Buongiorno Dottoressa,

sono una neo mamma 32enne di un bimbo di 22 mesi.

Non sono mai stata mamma e vorrei cercare di essere una mamma un po’ informata; avrei quindi due domande da porle:

1- c’è qualche testo da consigliarmi che potrebbe darmi delle indicazioni su come "affiancare" la crescita di un figlio?

2- Niccolò ha da sempre avuto il ciuccio: durante il giorno nel gioco, per addormentarsi ecc.. dopo una vacanza di due settimane al mare (dove vi erano altre due bimbe che non avevano il ciuccio anzi glielo toglievano di bocca) al ritorno improvvisamente rifiuta il ciuccio e non si fa consolare da me, e chiama spesso il papà.

Io sono una mamma lavoratrice full-time, Niccolò per ora è gestito sia dai nonni materni che paterni. Credo sia una presa di posizione nei miei confronti, per riaverlo lasciato dai nonni . La cosa dura ormai da una settimana.

Inoltre capita che si sveglia la notte e mentre prima riprendeva il suo ciuccio e si riaddormentava, ora non sa come gestire il "risveglio" e da me non vuol farsi consolare. Mi può dare un consiglio? Cosa significa l’abbandono del ciuccio (tra l’altro io ho sempre pensato che il ciuccio è per i bambini rappresentativo della mamma)?

Il bimbo si sta avvicinando ai famosi difficili anzi, terribili due anni, durante i quali tutto è no e capriccio per principio e dove gli atteggiamenti di opposizione sono il tentativo di sfidare l’autorità genitoriale per crescere e sentirsi autonomo nonché per imparare i limiti, per imparare a codificare cosa è bene e cosa è male.

Tutti i legami e gli atteggiamenti del passato che prima gli erano famigliari e che venivano accettati come rassicuranti consuetudini, ciuccio incluso, ora sono pastoie da cui divincolarsi per assumere nuovi atteggiamenti.

I capricci serali e il rifiuto materno, poi, possono essere un modo per attirare ancora di più la tua attenzione su di lui dopo tante ore di lontananza e la ricerca del padre, quale figura meno conflittuale di quella materna, della cui assenza comincia ad essere anche geloso, potrebbe essere interpretata in questo modo.
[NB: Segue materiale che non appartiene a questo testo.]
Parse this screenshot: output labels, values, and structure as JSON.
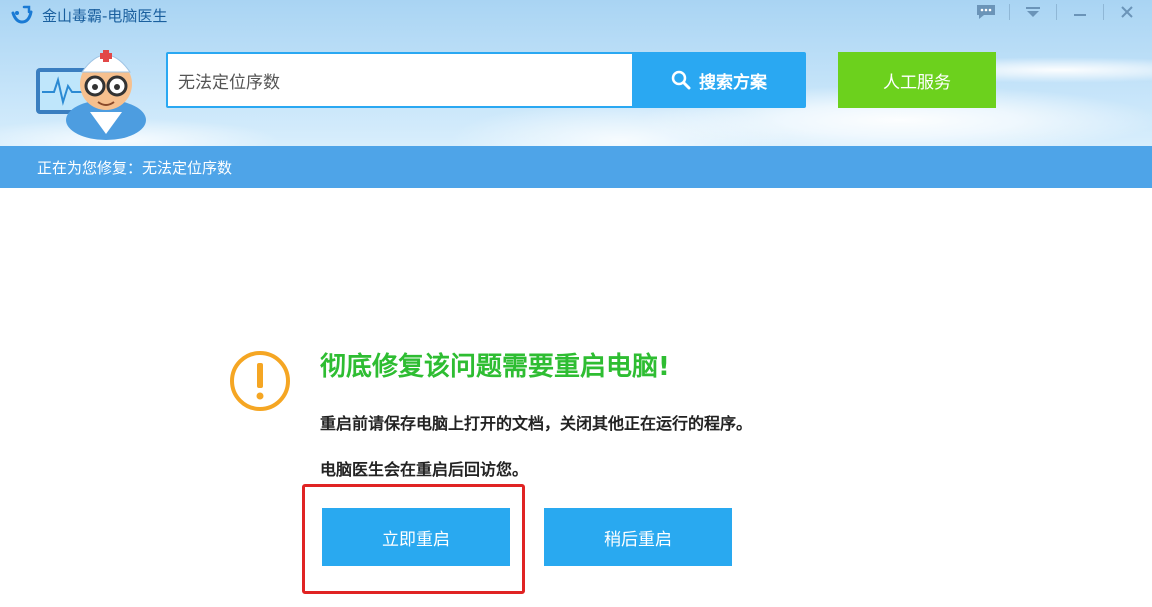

I libri che trattano di questi argomenti si sprecano, ma una mamma non è mai diventata una buona mamma solo per averli letti tutti o per essersi informata. Nemmeno le pediatre, le psicologhe e le pedagogiste diventano delle buone madri solo per il fatto di avere approfondito studi e conoscenze su questi argomenti, con buona pace di tutte queste categorie, per carità!
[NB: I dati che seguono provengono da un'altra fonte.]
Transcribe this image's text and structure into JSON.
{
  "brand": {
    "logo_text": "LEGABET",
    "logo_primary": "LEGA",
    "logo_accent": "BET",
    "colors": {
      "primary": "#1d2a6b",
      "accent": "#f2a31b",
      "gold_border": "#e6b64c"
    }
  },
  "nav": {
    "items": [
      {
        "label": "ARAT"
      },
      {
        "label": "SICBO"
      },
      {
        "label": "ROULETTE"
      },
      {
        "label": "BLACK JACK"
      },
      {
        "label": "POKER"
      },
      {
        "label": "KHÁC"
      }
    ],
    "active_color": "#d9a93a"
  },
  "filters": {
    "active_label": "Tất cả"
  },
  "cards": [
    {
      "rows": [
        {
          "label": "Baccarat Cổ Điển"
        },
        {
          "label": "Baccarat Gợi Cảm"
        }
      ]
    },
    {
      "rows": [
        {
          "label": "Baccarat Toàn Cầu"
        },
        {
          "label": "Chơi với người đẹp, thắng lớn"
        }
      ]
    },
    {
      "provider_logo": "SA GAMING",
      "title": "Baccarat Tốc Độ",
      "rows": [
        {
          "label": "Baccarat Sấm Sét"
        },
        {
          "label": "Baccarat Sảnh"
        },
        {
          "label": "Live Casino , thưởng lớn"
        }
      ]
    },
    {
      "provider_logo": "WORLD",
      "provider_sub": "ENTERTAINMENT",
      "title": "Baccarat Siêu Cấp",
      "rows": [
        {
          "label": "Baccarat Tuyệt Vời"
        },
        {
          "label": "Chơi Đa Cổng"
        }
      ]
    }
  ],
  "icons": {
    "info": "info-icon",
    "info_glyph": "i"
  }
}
Si diventa una buona madre quando si ha il coraggio e l’abilità di calarsi senza pregiudizi nella realtà che vive il proprio bambino mese per mese, giorno dopo giorno, quando si ha il coraggio di lasciar perdere schemi educativi e consigli imposti dall’esterno per scavare in fondo ai propri ricordi e ritrovare negli atteggiamenti del proprio bambino la bimba che si è stati un tempo, con i propri capricci, le proprie paure, le proprie malinconie e con questi ritrovati occhi da bambina guardare e osservare il proprio bambino con atteggiamento autentico, innanzitutto per capirlo meglio, per imparare ad ascoltarlo, poi per fare assieme a lui il difficile percorso di crescita, un po’ complice e compagna di giochi, un po’ guida che insegna la via migliore per raggiungere un certo obiettivo, un po’ chioccia consolatrice nei momenti difficili e rifugio sicuro che tutto accetta e tutto comprende, un po’ fustigatrice che insegna i limiti da non oltrepassare con quei fatidici no che aiutano a crescere e di cui il bambino tanto ha bisogno, specie quando fa i capricci.
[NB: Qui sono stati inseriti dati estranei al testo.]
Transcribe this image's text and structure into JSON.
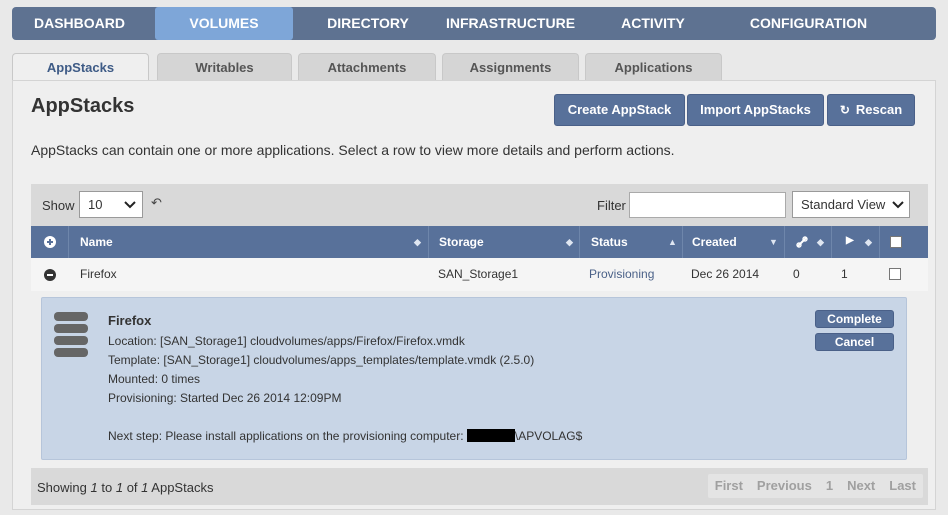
{
  "topnav": {
    "items": [
      {
        "label": "DASHBOARD",
        "active": false
      },
      {
        "label": "VOLUMES",
        "active": true
      },
      {
        "label": "DIRECTORY",
        "active": false
      },
      {
        "label": "INFRASTRUCTURE",
        "active": false
      },
      {
        "label": "ACTIVITY",
        "active": false
      },
      {
        "label": "CONFIGURATION",
        "active": false
      }
    ]
  },
  "subtabs": [
    "AppStacks",
    "Writables",
    "Attachments",
    "Assignments",
    "Applications"
  ],
  "page": {
    "title": "AppStacks",
    "description": "AppStacks can contain one or more applications. Select a row to view more details and perform actions.",
    "buttons": {
      "create": "Create AppStack",
      "import": "Import AppStacks",
      "rescan": "Rescan"
    }
  },
  "toolbar": {
    "show_label": "Show",
    "show_value": "10",
    "filter_label": "Filter",
    "filter_value": "",
    "view_value": "Standard View"
  },
  "table": {
    "headers": {
      "name": "Name",
      "storage": "Storage",
      "status": "Status",
      "created": "Created"
    },
    "row": {
      "name": "Firefox",
      "storage": "SAN_Storage1",
      "status": "Provisioning",
      "created": "Dec 26 2014",
      "attachments": "0",
      "applications": "1"
    }
  },
  "detail": {
    "title": "Firefox",
    "location": "Location: [SAN_Storage1] cloudvolumes/apps/Firefox/Firefox.vmdk",
    "template": "Template: [SAN_Storage1] cloudvolumes/apps_templates/template.vmdk (2.5.0)",
    "mounted": "Mounted: 0 times",
    "provisioning": "Provisioning: Started Dec 26 2014 12:09PM",
    "next_step_prefix": "Next step: Please install applications on the provisioning computer: ",
    "next_step_suffix": "\\APVOLAG$",
    "complete": "Complete",
    "cancel": "Cancel"
  },
  "footer": {
    "showing": "Showing",
    "start": "1",
    "to": "to",
    "end": "1",
    "of": "of",
    "total": "1",
    "unit": "AppStacks",
    "pager": {
      "first": "First",
      "previous": "Previous",
      "page": "1",
      "next": "Next",
      "last": "Last"
    }
  }
}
Il mestiere di mamma si impara inventandolo giorno dopo giorno in base alle esigenze del proprio figlio, non come autodidatta, ma come rinnovata interprete di un ruolo che agisce dagli albori dell’umanità e che ogni mamma, con la sua spontaneità, la sua estemporaneità , la sua genuinità, la sua creatività, arricchisce generazione dopo generazione di quel tocco del tutto personale e originale che parla la lingua contemporanea mentre svolge il ruolo più antico del mondo.

Nel coraggio di vivere a fondo la quotidianità coniugando ogni azione al presente, come impone l’educazione del bambino, la mamma parla infatti un linguaggio proiettato al futuro e che, nonostante ciò, raccoglie l’eredità di una intera umanità. Questo linguaggio, i libri non lo insegnano.